Saber “cientificamente comprovado”

 

Na postagem de hoje, mais uma reflexão do Jorge Timmermann, sobre o cientificismo da sociedade em que vivemos.

Muitas vezes, seja em conversas informais, em cursos, ou mesmo por mail e aqui no blog, me deparo com a seguinte pergunta:

“Entendo o que o senhor disse, porém, poderia tirar uma dúvida? Tem como provar cientificamente que a melhor época do ano, para poda, corta de árvores ou manejo de bambu, seria no inverno quando há menos atividade e circulação de seiva. É que estou fazendo um trabalho, ou pesquisa, ou TCC, Mestrado ou Doutorado, sobre o assunto.”

Esta questão do conhecimento que é “cientificamente comprovado” é alimentado pelo paradigma social, urbano e acadêmico que propicia que o único conhecimento validado é aquele que se gera nas universidades pelos autodenominados cientistas e pesquisadores.
Logo de uma vasta atuação acadêmica e de pesquisa de campo (de 1970-2018) cheguei à conclusão de que é arrogância demais achar que só se sabe no seio da academia.
O conhecimento se gera em todo lugar e a toda hora pelo simples acúmulo de experiência (dados) advindas das observações e ações feitas com intenção; que alias, é o primeiro passo do método científico.
Logo, analisar os dados obtidos com intenção (quer dizer: obtidos tendo um modelo descritivo dos fatos a acontecer) e transformá-los em informação é só um passo metodológico que pode ser realizado numa nova fase empírica do processo de produção de conhecimento auto gerenciado que foi promovido por Descartes, e amplamente difundido no meio acadêmico (não sempre muito explícito nem bem conhecido pelos próprios pesquisadores), como o Método Científico.
Nesta fase, logo de gerada a hipótese correspondente, a confrontação dos dados/informação obtidos (que geram um modelo operacional que dará resposta à hipótese) poderão ser modelados em base estatística (previa definição do universo de amostra e a validade da amostra mínima para este universo em referência ao evento a comprovar).
Mas, veja bem, o método de Descartes não faz mais que relatar em forma de “Método” a forma em que sabemos; a nossa capacidade de aquisição de conhecimento, no caso auto gestado, o que fazemos nós os seres humanos.
Toda pessoa que pensa e processa informação (teoria do conhecimento/epistemologia) passa espontaneamente pelos passos do método científico.

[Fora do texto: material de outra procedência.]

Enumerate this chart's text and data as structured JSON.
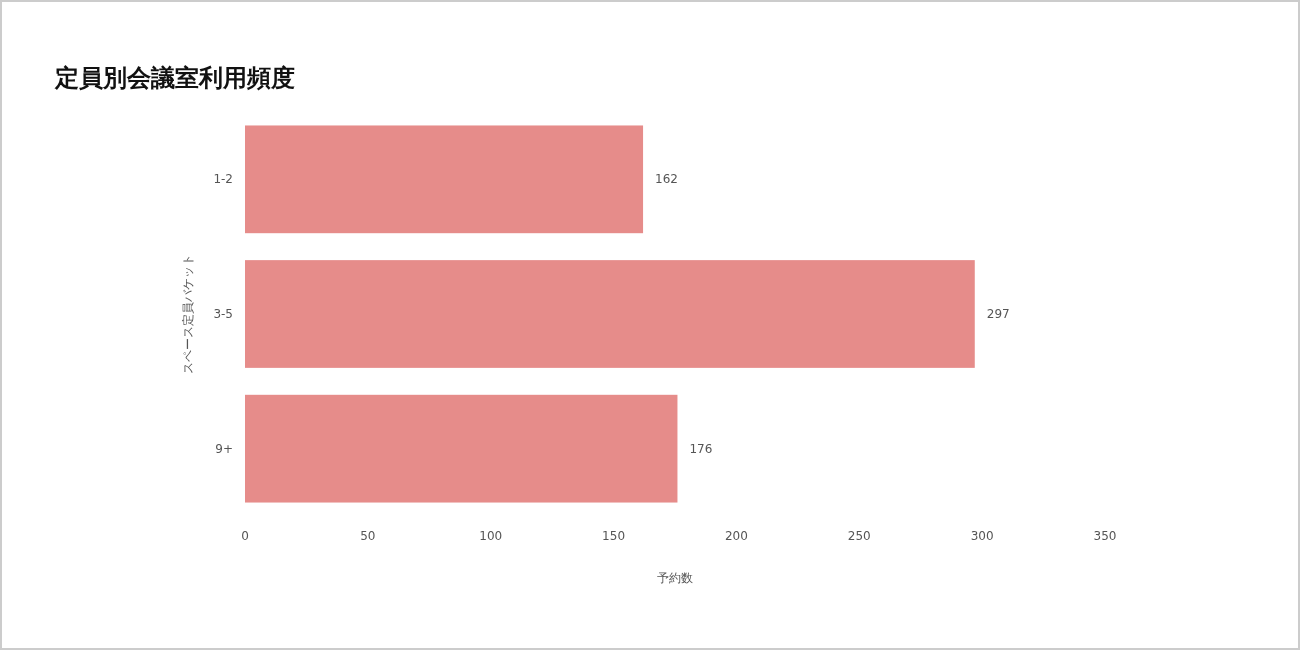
{
  "chart_data": {
    "type": "bar",
    "orientation": "horizontal",
    "title": "定員別会議室利用頻度",
    "xlabel": "予約数",
    "ylabel": "スペース定員バケット",
    "categories": [
      "1-2",
      "3-5",
      "9+"
    ],
    "values": [
      162,
      297,
      176
    ],
    "color": "#e68c8a",
    "xlim": [
      0,
      350
    ],
    "xticks": [
      0,
      50,
      100,
      150,
      200,
      250,
      300,
      350
    ],
    "data_labels": true
  }
}
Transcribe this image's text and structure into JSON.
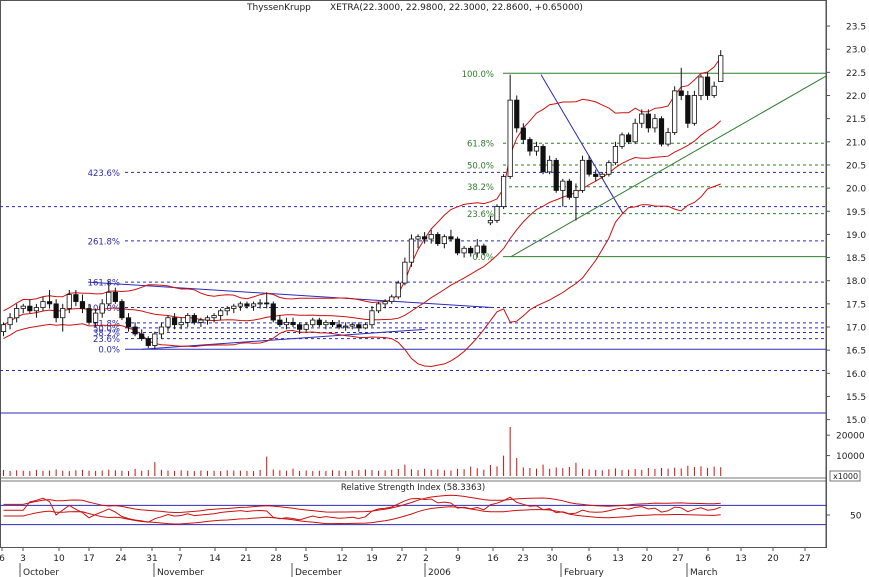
{
  "header": {
    "symbol": "ThyssenKrupp",
    "quote": "XETRA(22.3000, 22.9800, 22.3000, 22.8600, +0.65000)"
  },
  "chart_data": [
    {
      "type": "candlestick",
      "panel": "price",
      "y_ticks": [
        15.0,
        15.5,
        16.0,
        16.5,
        17.0,
        17.5,
        18.0,
        18.5,
        19.0,
        19.5,
        20.0,
        20.5,
        21.0,
        21.5,
        22.0,
        22.5,
        23.0,
        23.5
      ],
      "ylim": [
        14.8,
        23.75
      ],
      "fib_right": {
        "color": "#2e7d2e",
        "levels": [
          {
            "label": "100.0%",
            "value": 22.48
          },
          {
            "label": "61.8%",
            "value": 20.97
          },
          {
            "label": "50.0%",
            "value": 20.5
          },
          {
            "label": "38.2%",
            "value": 20.03
          },
          {
            "label": "23.6%",
            "value": 19.45
          },
          {
            "label": "0.0%",
            "value": 18.52
          }
        ]
      },
      "fib_left": {
        "color": "#2b2bb8",
        "levels": [
          {
            "label": "423.6%",
            "value": 20.34
          },
          {
            "label": "261.8%",
            "value": 18.86
          },
          {
            "label": "161.8%",
            "value": 17.97
          },
          {
            "label": "100.0%",
            "value": 17.42
          },
          {
            "label": "61.8%",
            "value": 17.09
          },
          {
            "label": "50.0%",
            "value": 16.98
          },
          {
            "label": "38.2%",
            "value": 16.88
          },
          {
            "label": "23.6%",
            "value": 16.75
          },
          {
            "label": "0.0%",
            "value": 16.52
          }
        ],
        "extra_lines": [
          19.6,
          16.06
        ]
      },
      "candles": [
        {
          "o": 16.9,
          "h": 17.1,
          "l": 16.8,
          "c": 17.05
        },
        {
          "o": 17.05,
          "h": 17.3,
          "l": 16.95,
          "c": 17.2
        },
        {
          "o": 17.2,
          "h": 17.5,
          "l": 17.1,
          "c": 17.4
        },
        {
          "o": 17.4,
          "h": 17.5,
          "l": 17.3,
          "c": 17.45
        },
        {
          "o": 17.45,
          "h": 17.6,
          "l": 17.3,
          "c": 17.35
        },
        {
          "o": 17.35,
          "h": 17.5,
          "l": 17.2,
          "c": 17.42
        },
        {
          "o": 17.42,
          "h": 17.65,
          "l": 17.35,
          "c": 17.55
        },
        {
          "o": 17.55,
          "h": 17.8,
          "l": 17.4,
          "c": 17.5
        },
        {
          "o": 17.5,
          "h": 17.6,
          "l": 17.1,
          "c": 17.2
        },
        {
          "o": 17.2,
          "h": 17.5,
          "l": 16.9,
          "c": 17.4
        },
        {
          "o": 17.4,
          "h": 17.8,
          "l": 17.3,
          "c": 17.7
        },
        {
          "o": 17.7,
          "h": 17.8,
          "l": 17.45,
          "c": 17.55
        },
        {
          "o": 17.55,
          "h": 17.7,
          "l": 17.3,
          "c": 17.4
        },
        {
          "o": 17.4,
          "h": 17.5,
          "l": 17.05,
          "c": 17.1
        },
        {
          "o": 17.1,
          "h": 17.4,
          "l": 17.0,
          "c": 17.3
        },
        {
          "o": 17.3,
          "h": 17.6,
          "l": 17.2,
          "c": 17.5
        },
        {
          "o": 17.5,
          "h": 18.0,
          "l": 17.45,
          "c": 17.75
        },
        {
          "o": 17.75,
          "h": 17.85,
          "l": 17.5,
          "c": 17.55
        },
        {
          "o": 17.55,
          "h": 17.6,
          "l": 17.15,
          "c": 17.2
        },
        {
          "o": 17.2,
          "h": 17.3,
          "l": 16.9,
          "c": 17.0
        },
        {
          "o": 17.0,
          "h": 17.1,
          "l": 16.8,
          "c": 16.85
        },
        {
          "o": 16.85,
          "h": 16.95,
          "l": 16.7,
          "c": 16.75
        },
        {
          "o": 16.75,
          "h": 16.8,
          "l": 16.55,
          "c": 16.6
        },
        {
          "o": 16.6,
          "h": 16.9,
          "l": 16.52,
          "c": 16.85
        },
        {
          "o": 16.85,
          "h": 17.1,
          "l": 16.75,
          "c": 17.0
        },
        {
          "o": 17.0,
          "h": 17.25,
          "l": 16.9,
          "c": 17.2
        },
        {
          "o": 17.2,
          "h": 17.3,
          "l": 16.95,
          "c": 17.05
        },
        {
          "o": 17.05,
          "h": 17.2,
          "l": 16.95,
          "c": 17.1
        },
        {
          "o": 17.1,
          "h": 17.3,
          "l": 17.0,
          "c": 17.25
        },
        {
          "o": 17.25,
          "h": 17.3,
          "l": 17.05,
          "c": 17.1
        },
        {
          "o": 17.1,
          "h": 17.2,
          "l": 17.0,
          "c": 17.15
        },
        {
          "o": 17.15,
          "h": 17.25,
          "l": 17.05,
          "c": 17.2
        },
        {
          "o": 17.2,
          "h": 17.3,
          "l": 17.1,
          "c": 17.25
        },
        {
          "o": 17.25,
          "h": 17.4,
          "l": 17.15,
          "c": 17.35
        },
        {
          "o": 17.35,
          "h": 17.45,
          "l": 17.25,
          "c": 17.4
        },
        {
          "o": 17.4,
          "h": 17.5,
          "l": 17.3,
          "c": 17.45
        },
        {
          "o": 17.45,
          "h": 17.55,
          "l": 17.35,
          "c": 17.5
        },
        {
          "o": 17.5,
          "h": 17.55,
          "l": 17.4,
          "c": 17.45
        },
        {
          "o": 17.45,
          "h": 17.55,
          "l": 17.35,
          "c": 17.5
        },
        {
          "o": 17.5,
          "h": 17.6,
          "l": 17.4,
          "c": 17.52
        },
        {
          "o": 17.52,
          "h": 17.75,
          "l": 17.4,
          "c": 17.5
        },
        {
          "o": 17.5,
          "h": 17.55,
          "l": 17.1,
          "c": 17.15
        },
        {
          "o": 17.15,
          "h": 17.25,
          "l": 17.0,
          "c": 17.05
        },
        {
          "o": 17.05,
          "h": 17.2,
          "l": 16.95,
          "c": 17.1
        },
        {
          "o": 17.1,
          "h": 17.2,
          "l": 17.0,
          "c": 17.05
        },
        {
          "o": 17.05,
          "h": 17.1,
          "l": 16.85,
          "c": 16.95
        },
        {
          "o": 16.95,
          "h": 17.1,
          "l": 16.9,
          "c": 17.05
        },
        {
          "o": 17.05,
          "h": 17.2,
          "l": 17.0,
          "c": 17.15
        },
        {
          "o": 17.15,
          "h": 17.2,
          "l": 17.0,
          "c": 17.05
        },
        {
          "o": 17.05,
          "h": 17.15,
          "l": 16.95,
          "c": 17.1
        },
        {
          "o": 17.1,
          "h": 17.15,
          "l": 17.0,
          "c": 17.05
        },
        {
          "o": 17.05,
          "h": 17.15,
          "l": 16.95,
          "c": 17.0
        },
        {
          "o": 17.0,
          "h": 17.1,
          "l": 16.92,
          "c": 17.02
        },
        {
          "o": 17.02,
          "h": 17.1,
          "l": 16.95,
          "c": 17.05
        },
        {
          "o": 17.05,
          "h": 17.1,
          "l": 16.9,
          "c": 16.98
        },
        {
          "o": 16.98,
          "h": 17.1,
          "l": 16.95,
          "c": 17.05
        },
        {
          "o": 17.05,
          "h": 17.45,
          "l": 17.0,
          "c": 17.35
        },
        {
          "o": 17.35,
          "h": 17.55,
          "l": 17.3,
          "c": 17.5
        },
        {
          "o": 17.5,
          "h": 17.6,
          "l": 17.4,
          "c": 17.55
        },
        {
          "o": 17.55,
          "h": 17.7,
          "l": 17.5,
          "c": 17.65
        },
        {
          "o": 17.65,
          "h": 18.0,
          "l": 17.6,
          "c": 17.95
        },
        {
          "o": 17.95,
          "h": 18.5,
          "l": 17.9,
          "c": 18.4
        },
        {
          "o": 18.4,
          "h": 19.0,
          "l": 18.3,
          "c": 18.9
        },
        {
          "o": 18.9,
          "h": 19.0,
          "l": 18.7,
          "c": 18.95
        },
        {
          "o": 18.95,
          "h": 19.05,
          "l": 18.8,
          "c": 18.9
        },
        {
          "o": 18.9,
          "h": 19.1,
          "l": 18.8,
          "c": 19.0
        },
        {
          "o": 19.0,
          "h": 19.05,
          "l": 18.75,
          "c": 18.8
        },
        {
          "o": 18.8,
          "h": 19.0,
          "l": 18.7,
          "c": 18.95
        },
        {
          "o": 18.95,
          "h": 19.1,
          "l": 18.85,
          "c": 18.9
        },
        {
          "o": 18.9,
          "h": 18.95,
          "l": 18.55,
          "c": 18.6
        },
        {
          "o": 18.6,
          "h": 18.75,
          "l": 18.5,
          "c": 18.7
        },
        {
          "o": 18.7,
          "h": 18.75,
          "l": 18.52,
          "c": 18.6
        },
        {
          "o": 18.6,
          "h": 18.9,
          "l": 18.5,
          "c": 18.75
        },
        {
          "o": 18.75,
          "h": 18.8,
          "l": 18.55,
          "c": 18.6
        },
        {
          "o": 19.25,
          "h": 19.4,
          "l": 19.2,
          "c": 19.3
        },
        {
          "o": 19.3,
          "h": 19.65,
          "l": 19.25,
          "c": 19.6
        },
        {
          "o": 19.6,
          "h": 20.3,
          "l": 19.55,
          "c": 20.25
        },
        {
          "o": 20.25,
          "h": 22.45,
          "l": 20.2,
          "c": 21.9
        },
        {
          "o": 21.9,
          "h": 22.0,
          "l": 21.2,
          "c": 21.3
        },
        {
          "o": 21.3,
          "h": 21.4,
          "l": 20.95,
          "c": 21.05
        },
        {
          "o": 21.05,
          "h": 21.1,
          "l": 20.7,
          "c": 20.8
        },
        {
          "o": 20.8,
          "h": 21.0,
          "l": 20.7,
          "c": 20.9
        },
        {
          "o": 20.9,
          "h": 20.95,
          "l": 20.3,
          "c": 20.35
        },
        {
          "o": 20.35,
          "h": 20.7,
          "l": 20.3,
          "c": 20.6
        },
        {
          "o": 20.6,
          "h": 20.65,
          "l": 19.9,
          "c": 19.95
        },
        {
          "o": 19.95,
          "h": 20.2,
          "l": 19.6,
          "c": 20.15
        },
        {
          "o": 20.15,
          "h": 20.2,
          "l": 19.75,
          "c": 19.8
        },
        {
          "o": 19.8,
          "h": 20.1,
          "l": 19.3,
          "c": 19.95
        },
        {
          "o": 19.95,
          "h": 20.7,
          "l": 19.9,
          "c": 20.6
        },
        {
          "o": 20.6,
          "h": 20.7,
          "l": 20.25,
          "c": 20.3
        },
        {
          "o": 20.3,
          "h": 20.4,
          "l": 20.15,
          "c": 20.25
        },
        {
          "o": 20.25,
          "h": 20.35,
          "l": 20.2,
          "c": 20.3
        },
        {
          "o": 20.3,
          "h": 20.6,
          "l": 20.25,
          "c": 20.55
        },
        {
          "o": 20.55,
          "h": 21.0,
          "l": 20.5,
          "c": 20.9
        },
        {
          "o": 20.9,
          "h": 21.2,
          "l": 20.85,
          "c": 21.15
        },
        {
          "o": 21.15,
          "h": 21.2,
          "l": 20.95,
          "c": 21.0
        },
        {
          "o": 21.0,
          "h": 21.5,
          "l": 20.95,
          "c": 21.4
        },
        {
          "o": 21.4,
          "h": 21.7,
          "l": 21.3,
          "c": 21.6
        },
        {
          "o": 21.6,
          "h": 21.7,
          "l": 21.2,
          "c": 21.3
        },
        {
          "o": 21.3,
          "h": 21.6,
          "l": 21.2,
          "c": 21.5
        },
        {
          "o": 21.5,
          "h": 21.55,
          "l": 20.9,
          "c": 20.95
        },
        {
          "o": 20.95,
          "h": 21.3,
          "l": 20.9,
          "c": 21.2
        },
        {
          "o": 21.2,
          "h": 22.2,
          "l": 21.15,
          "c": 22.1
        },
        {
          "o": 22.1,
          "h": 22.6,
          "l": 21.9,
          "c": 22.0
        },
        {
          "o": 22.0,
          "h": 22.1,
          "l": 21.3,
          "c": 21.4
        },
        {
          "o": 21.4,
          "h": 22.1,
          "l": 21.35,
          "c": 22.0
        },
        {
          "o": 22.0,
          "h": 22.45,
          "l": 21.9,
          "c": 22.4
        },
        {
          "o": 22.4,
          "h": 22.5,
          "l": 21.9,
          "c": 22.0
        },
        {
          "o": 22.0,
          "h": 22.3,
          "l": 21.95,
          "c": 22.2
        },
        {
          "o": 22.3,
          "h": 22.98,
          "l": 22.3,
          "c": 22.86
        }
      ]
    },
    {
      "type": "bar",
      "panel": "volume",
      "y_ticks": [
        10000,
        20000
      ],
      "ylim": [
        0,
        24000
      ],
      "unit_label": "x1000",
      "values": [
        3000,
        2500,
        2800,
        2600,
        2400,
        3000,
        2500,
        2700,
        3200,
        2600,
        2400,
        2800,
        3000,
        2600,
        2500,
        2700,
        3100,
        2800,
        2600,
        2400,
        3500,
        2600,
        2900,
        6800,
        3000,
        2700,
        2500,
        2800,
        2600,
        2400,
        2700,
        2500,
        2600,
        2400,
        2800,
        2700,
        2600,
        2500,
        2400,
        3000,
        9500,
        3200,
        2800,
        2600,
        3600,
        2500,
        2700,
        2400,
        2600,
        2500,
        2800,
        2600,
        2500,
        2700,
        3000,
        3200,
        2900,
        2600,
        2800,
        3100,
        3400,
        5600,
        3300,
        2900,
        3600,
        3000,
        3200,
        2800,
        2700,
        3500,
        3300,
        4600,
        3800,
        3100,
        5400,
        4700,
        10000,
        24000,
        8800,
        4200,
        3900,
        3600,
        5600,
        3500,
        4200,
        3800,
        4400,
        6500,
        3600,
        3200,
        3000,
        2800,
        3300,
        3700,
        2900,
        3100,
        3400,
        3000,
        3900,
        3500,
        4000,
        3600,
        4100,
        3700,
        5000,
        4400,
        4800,
        4000,
        4600,
        4300
      ]
    },
    {
      "type": "line",
      "panel": "rsi",
      "title": "Relative Strength Index (58.3363)",
      "y_ticks": [
        50
      ],
      "ylim": [
        0,
        100
      ]
    }
  ],
  "x_axis": {
    "day_labels": [
      "6",
      "3",
      "10",
      "17",
      "24",
      "31",
      "7",
      "14",
      "21",
      "28",
      "5",
      "12",
      "19",
      "27",
      "2",
      "9",
      "16",
      "23",
      "30",
      "6",
      "13",
      "20",
      "27",
      "6",
      "13",
      "20",
      "27"
    ],
    "month_labels": [
      "October",
      "November",
      "December",
      "2006",
      "February",
      "March"
    ]
  }
}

Então, o único a discutir é a universalidade de este saber.

Sim, o conhecimento/saber obtido empiricamente por gerações e gerações num determinado lugar é válido só no contexto gerado….
Só que, a resposta a essa pergunta do saber respeito à melhor época de corta e manejo de madeiras é de difusão e consenso mundial!!!!
Todas as culturas vernáculas relacionam o manejo de espécies vegetais (plantação, corta, poda, etc.) a épocas do ano e a fases da lua.
Será que nenhuma delas sabe do que está falando, ou o que estão fazendo?
Deveremos perguntar e promover pesquisas nas universidades para que validem ou neguem esse saber?